The trial court sentenced defendant to 25 years to life imprisonment on the section 288.7 conviction consecutive to an aggravated three-year term on the section 288.2 conviction.
The victim is the daughter of defendant and L. H., and she was born in 1997. After defendant and L. H. ended their non-marital relationship, custody arrangements caused the victim to have unsupervised visits with defendant from 10:00 a.m. to 6:00 p.m. every Sunday.
During some of these visits, and at a time when the victim was 10 years old or younger, defendant would rape her. He forced himself on her for purposes of sexual intercourse about 10 times--sometimes after or while watching pornographic movies.*fn2 She would tell him to desist and invariably would try to escape, but he would ignore her and sometimes would hold down her arms, which she thought he did to block her from escaping.
Another time--but this was uncharged conduct--defendant forced the victim to engage in oral copulation of him. She was 10 years old when this happened.
Defendant presented no evidence, but defense counsel cross-examined prosecution witnesses.
I. Self-representation Claim
Defendant claims that the trial court erred in denying his motion to represent himself as untimely. We do not agree.
On August 27, 2008, the trial court held a Marsden hearing, i.e., a hearing to consider defendant's request to replace his current counsel with new counsel, as authorized by People v. Marsden (1970) 2 Cal.3d 118 (Marsden). The court denied the motion. Thereupon defendant declared that he wanted to make a Faretta motion, i.e., a motion to represent himself as authorized by Faretta v. California (1975) 422 U.S. 806 (Faretta).
The trial court questioned defendant. He stated that he had represented himself at a previous trial to its completion. He was taking Geodon (ziprasidone), a drug used to treat schizophrenia and the manic phases of bipolar disorder, and Paxil (paroxetine hydrochloride), an antidepressant drug, because he was hearing voices and was depressed.
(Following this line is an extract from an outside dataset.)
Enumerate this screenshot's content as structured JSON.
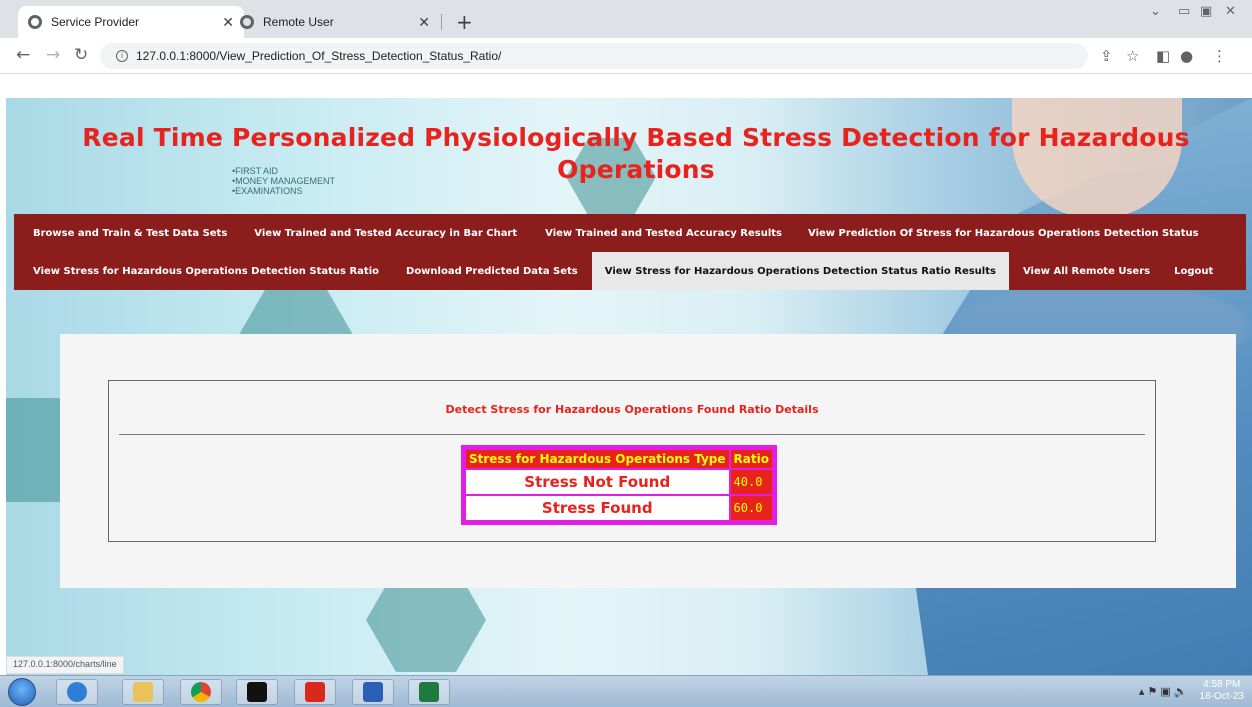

He stated that the medications were ineffective--he was still hearing voices and his depression was severe. He further stated that he would not object if the court considered an evaluation by Brad Novak, M.D., a psychiatrist, written in connection with a prior competence hearing.
The trial court reviewed Dr. Novak's report. The court questioned defendant to ensure he understood the legal ramifications of representing himself, and defendant stated lucidly that he did. He acknowledged that he had been committed to mental health institutions three times for short-term evaluations, two of which followed suicide attempts.
Defendant continued. He asserted that he heard voices every day and was hearing them as he spoke. The voices told him what to do, including the manner of conducting his defense. The voices were advising him to represent himself.
The prosecutor argued that defendant's goal was to delay the proceedings. "[T]he medical reports indicate that he's malingering and that he's trying to avoid criminal responsibility and he's . . . laid a record for that this morning" by talking about what the prosecutor suspected were spurious auditory hallucinations. The prosecutor asked defendant, "if you were granted the status to represent yourself today, are you prepared to go forward with trial today?" Defendant responded, "No." The prosecutor reminded defendant and the trial court that this was the day trial was set to begin.
The trial court noted that a recent United States Supreme Court decision had announced separate standards for competence to stand trial and to represent oneself during the trial. (See Indiana v. Edwards (2008) 554 U.S. 164, 167, 174, 177-178 [holding that the Sixth Amendment permits states to require mentally impaired defendants to be tried represented by counsel when, though impaired, they are competent to stand trial].) The prosecutor commented that the court could deny the Faretta motion on the procedural ground that defendant was not prepared to proceed to trial that day.
The trial court ruled: "Mr. Powell, the Court denies your request for in pro[.] per[.] or self-representation status, based upon the fact that this is the time and place for trial and that you're not capable of going forward at this time [¶] Further, based upon your answers to my questions, even though Dr. Novak has made some findings, for purposes of the record, it's apparent to me that you are depressed, based upon what I'm observing. [¶] With respect to your mental issues, I'm not capable of responding to those at this particular point in time. I'm not qualified to do so. But the Court's of the opinion that . . . if the Court were to grant your in pro[.] per[.] status, you would need time to proceed, and that this matter has been set for trial at this time."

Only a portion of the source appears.